Oveta, a bleak, Yankee dumpling, was hypnotized--like a rabbit who has met a rattlesnake. But Eliza and I were not a rattlesnake. With our heads together, we were one of the gentlest geniuses the world has ever known.
*
"We will not be using the tiled diningroom any more," said Eliza's voice. "We have lovely manners, as you shall see. Please have our breakfast served in the solarium, and notify us when Mater and Pater are up and around. It would be very nice if, from now on, you would address my brother and me as 'Master Wilbur' and 'Mistress Eliza.'
"You may go now, and tell the othe
rs about the miracle."
Oveta remained transfixed. I at last had to snap my fingers under her nose to wake her up.
She curtseyed. "As you wish, Mistress Eliza," she said. And she went to spread the news.
*
As we settled ourselves in the solarium, the rest of the staff straggled in humbly--to have a look at the young master and the young mistress we had become.
We greeted them by their full names. We asked them friendly questions which indicated that we had a detailed understanding of their lives. We apologized for having perhaps shocked some of them for changing so quickly.

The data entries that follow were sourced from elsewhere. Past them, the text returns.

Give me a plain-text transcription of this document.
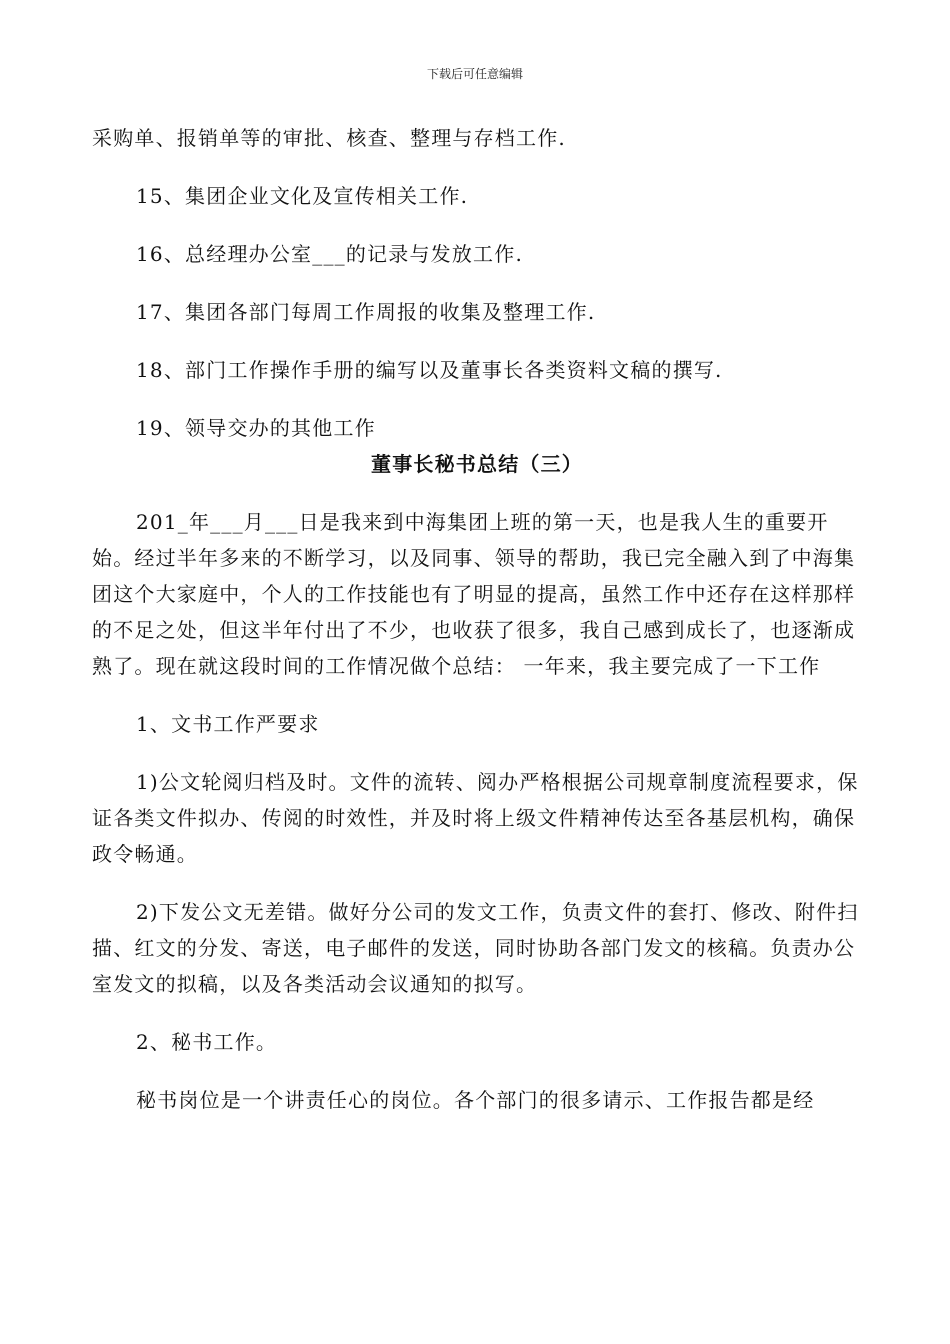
下载后可任意编辑

采购单、报销单等的审批、核查、整理与存档工作.

15、集团企业文化及宣传相关工作.

16、总经理办公室___的记录与发放工作.

17、集团各部门每周工作周报的收集及整理工作.

18、部门工作操作手册的编写以及董事长各类资料文稿的撰写.

19、领导交办的其他工作

董事长秘书总结（三）

201_年___月___日是我来到中海集团上班的第一天，也是我人生的重要开始。经过半年多来的不断学习，以及同事、领导的帮助，我已完全融入到了中海集团这个大家庭中，个人的工作技能也有了明显的提高，虽然工作中还存在这样那样的不足之处，但这半年付出了不少，也收获了很多，我自己感到成长了，也逐渐成熟了。现在就这段时间的工作情况做个总结： 一年来，我主要完成了一下工作

1、文书工作严要求

1)公文轮阅归档及时。文件的流转、阅办严格根据公司规章制度流程要求，保证各类文件拟办、传阅的时效性，并及时将上级文件精神传达至各基层机构，确保政令畅通。

2)下发公文无差错。做好分公司的发文工作，负责文件的套打、修改、附件扫描、红文的分发、寄送，电子邮件的发送，同时协助各部门发文的核稿。负责办公室发文的拟稿，以及各类活动会议通知的拟写。

2、秘书工作。

秘书岗位是一个讲责任心的岗位。各个部门的很多请示、工作报告都是经
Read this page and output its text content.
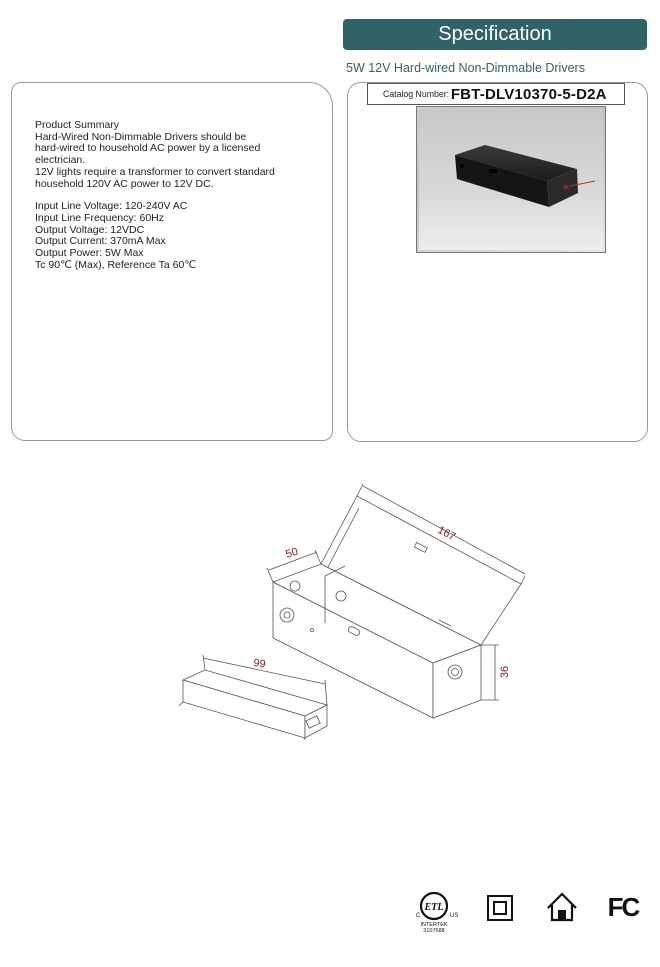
Specification
5W 12V Hard-wired Non-Dimmable Drivers
Product Summary
Hard-Wired Non-Dimmable Drivers should be
hard-wired to household AC power by a licensed
electrician.
12V lights require a transformer to convert standard
household 120V AC power to 12V DC.
Input Line Voltage: 120-240V AC
Input Line Frequency: 60Hz
Output Voltage: 12VDC
Output Current: 370mA Max
Output Power: 5W Max
Tc 90℃ (Max), Reference Ta 60℃
Catalog Number: FBT-DLV10370-5-D2A
167
50
36
99
ETL
C	US
INTERTEK
3107688
FC
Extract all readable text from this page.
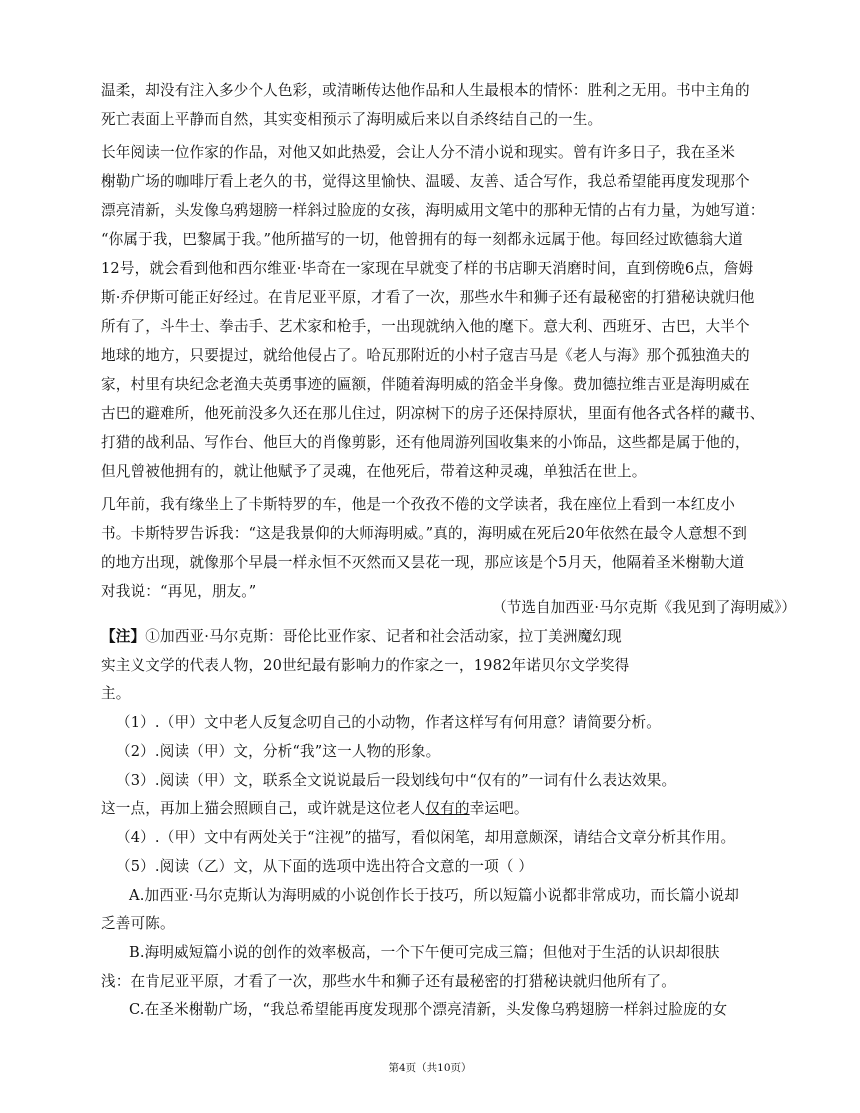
温柔，却没有注入多少个人色彩，或清晰传达他作品和人生最根本的情怀：胜利之无用。书中主角的
死亡表面上平静而自然，其实变相预示了海明威后来以自杀终结自己的一生。
长年阅读一位作家的作品，对他又如此热爱，会让人分不清小说和现实。曾有许多日子，我在圣米
榭勒广场的咖啡厅看上老久的书，觉得这里愉快、温暖、友善、适合写作，我总希望能再度发现那个
漂亮清新，头发像乌鸦翅膀一样斜过脸庞的女孩，海明威用文笔中的那种无情的占有力量，为她写道：
“你属于我，巴黎属于我。”他所描写的一切，他曾拥有的每一刻都永远属于他。每回经过欧德翁大道
12号，就会看到他和西尔维亚·毕奇在一家现在早就变了样的书店聊天消磨时间，直到傍晚6点，詹姆
斯·乔伊斯可能正好经过。在肯尼亚平原，才看了一次，那些水牛和狮子还有最秘密的打猎秘诀就归他
所有了，斗牛士、拳击手、艺术家和枪手，一出现就纳入他的麾下。意大利、西班牙、古巴，大半个
地球的地方，只要提过，就给他侵占了。哈瓦那附近的小村子寇吉马是《老人与海》那个孤独渔夫的
家，村里有块纪念老渔夫英勇事迹的匾额，伴随着海明威的箔金半身像。费加德拉维吉亚是海明威在
古巴的避难所，他死前没多久还在那儿住过，阴凉树下的房子还保持原状，里面有他各式各样的藏书、
打猎的战利品、写作台、他巨大的肖像剪影，还有他周游列国收集来的小饰品，这些都是属于他的，
但凡曾被他拥有的，就让他赋予了灵魂，在他死后，带着这种灵魂，单独活在世上。
几年前，我有缘坐上了卡斯特罗的车，他是一个孜孜不倦的文学读者，我在座位上看到一本红皮小
书。卡斯特罗告诉我：“这是我景仰的大师海明威。”真的，海明威在死后20年依然在最令人意想不到
的地方出现，就像那个早晨一样永恒不灭然而又昙花一现，那应该是个5月天，他隔着圣米榭勒大道
对我说：“再见，朋友。”
（节选自加西亚·马尔克斯《我见到了海明威》）
【注】①加西亚·马尔克斯：哥伦比亚作家、记者和社会活动家，拉丁美洲魔幻现
实主义文学的代表人物，20世纪最有影响力的作家之一，1982年诺贝尔文学奖得
主。
（1）.（甲）文中老人反复念叨自己的小动物，作者这样写有何用意？请简要分析。
（2）.阅读（甲）文，分析“我”这一人物的形象。
（3）.阅读（甲）文，联系全文说说最后一段划线句中“仅有的”一词有什么表达效果。
这一点，再加上猫会照顾自己，或许就是这位老人仅有的幸运吧。
（4）.（甲）文中有两处关于“注视”的描写，看似闲笔，却用意颇深，请结合文章分析其作用。
（5）.阅读（乙）文，从下面的选项中选出符合文意的一项（ ）
A.加西亚·马尔克斯认为海明威的小说创作长于技巧，所以短篇小说都非常成功，而长篇小说却
乏善可陈。
B.海明威短篇小说的创作的效率极高，一个下午便可完成三篇；但他对于生活的认识却很肤
浅：在肯尼亚平原，才看了一次，那些水牛和狮子还有最秘密的打猎秘诀就归他所有了。
C.在圣米榭勒广场，“我总希望能再度发现那个漂亮清新，头发像乌鸦翅膀一样斜过脸庞的女
第4页（共10页）
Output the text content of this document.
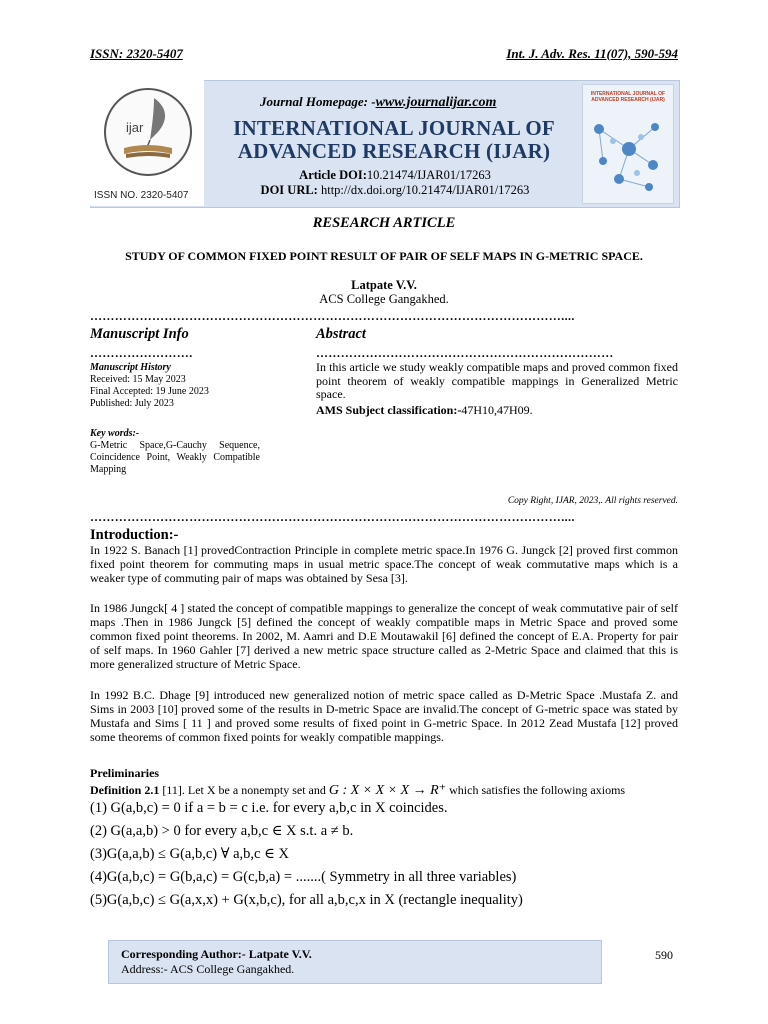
ISSN: 2320-5407	Int. J. Adv. Res. 11(07), 590-594
ijar
ISSN NO. 2320-5407
Journal Homepage: -www.journalijar.com
INTERNATIONAL JOURNAL OF ADVANCED RESEARCH (IJAR)
Article DOI:10.21474/IJAR01/17263
DOI URL: http://dx.doi.org/10.21474/IJAR01/17263
INTERNATIONAL JOURNAL OF ADVANCED RESEARCH (IJAR)
RESEARCH ARTICLE
STUDY OF COMMON FIXED POINT RESULT OF PAIR OF SELF MAPS IN G-METRIC SPACE.
Latpate V.V.
ACS College Gangakhed.
……………………………………………………………………………………………………....
Manuscript Info
…………………….
Manuscript History
Received: 15 May 2023
Final Accepted: 19 June 2023
Published: July 2023
Key words:-
G-Metric Space,G-Cauchy Sequence, Coincidence Point, Weakly Compatible Mapping
Abstract
………………………………………………………………
In this article we study weakly compatible maps and proved common fixed point theorem of weakly compatible mappings in Generalized Metric space.
AMS Subject classification:-47H10,47H09.
Copy Right, IJAR, 2023,. All rights reserved.
……………………………………………………………………………………………………....
Introduction:-
In 1922 S. Banach [1] provedContraction Principle in complete metric space.In 1976 G. Jungck [2] proved first common fixed point theorem for commuting maps in usual metric space.The concept of weak commutative maps which is a weaker type of commuting pair of maps was obtained by Sesa [3].
In 1986 Jungck[ 4 ] stated the concept of compatible mappings to generalize the concept of weak commutative pair of self maps .Then in 1986 Jungck [5] defined the concept of weakly compatible maps in Metric Space and proved some common fixed point theorems. In 2002, M. Aamri and D.E Moutawakil [6] defined the concept of E.A. Property for pair of self maps. In 1960 Gahler [7] derived a new metric space structure called as 2-Metric Space and claimed that this is more generalized structure of Metric Space.
In 1992 B.C. Dhage [9] introduced new generalized notion of metric space called as D-Metric Space .Mustafa Z. and Sims in 2003 [10] proved some of the results in D-metric Space are invalid.The concept of G-metric space was stated by Mustafa and Sims [ 11 ] and proved some results of fixed point in G-metric Space. In 2012 Zead Mustafa [12] proved some theorems of common fixed points for weakly compatible mappings.
Preliminaries
Definition 2.1 [11]. Let X be a nonempty set and G : X × X × X → R⁺ which satisfies the following axioms
(1) G(a,b,c) = 0 if a = b = c i.e. for every a,b,c in X coincides.
(2) G(a,a,b) > 0 for every a,b,c ∈ X s.t. a ≠ b.
(3)G(a,a,b) ≤ G(a,b,c) ∀ a,b,c ∈ X
(4)G(a,b,c) = G(b,a,c) = G(c,b,a) = .......( Symmetry in all three variables)
(5)G(a,b,c) ≤ G(a,x,x) + G(x,b,c), for all a,b,c,x in X (rectangle inequality)
Corresponding Author:- Latpate V.V.
Address:- ACS College Gangakhed.
590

"We simply did not realize," Eliza said, "that anybody wanted us to be intelligent."
We were by then so in charge of things that I, too, dared to speak of important matters. My high voice wouldn't be silly any more.
"With your cooperation," I said, "we will make this mansion famous for intelligence as it has been infamous for idiocy in days gone by. Let the fences come down."
"Are there any questions?" said Eliza.
There were none.
*
Somebody called Dr. Mott.
*
Our mother did not come down to breakfast. She remained in bed--petrified.
Father came down alone. He was wearing his nightclothes. He had not shaved. Young as he was, he was palsied and drawn.
Eliza and I were puzzled that he did not look happier. We hailed him not only in English, but in several other languages we knew.
It was to one of these foreign salutations that he responded at last. "Bon jour," he said.
"Sit thee doon! Sit thee doon!" said Eliza merrily.
The poor man sat.
*
He was sick with guilt, of course, over having allowed intelligent human beings, his own flesh and blood, to be treated like idiots for so long.
Worse: His conscience and his advisors had told him before that it was all right if he could not love us, since we were incapable of deep feelings, and since there was nothing about us, objectively, that anyone in his right mind could love. But now it was his duty to love us, and he did not think he could do it.
He was horrified to discover what our mother knew she would discover, if she came downstairs: That intelligence and sensitivity in monstrous bodies like Eliza's and mine merely made us more repulsive.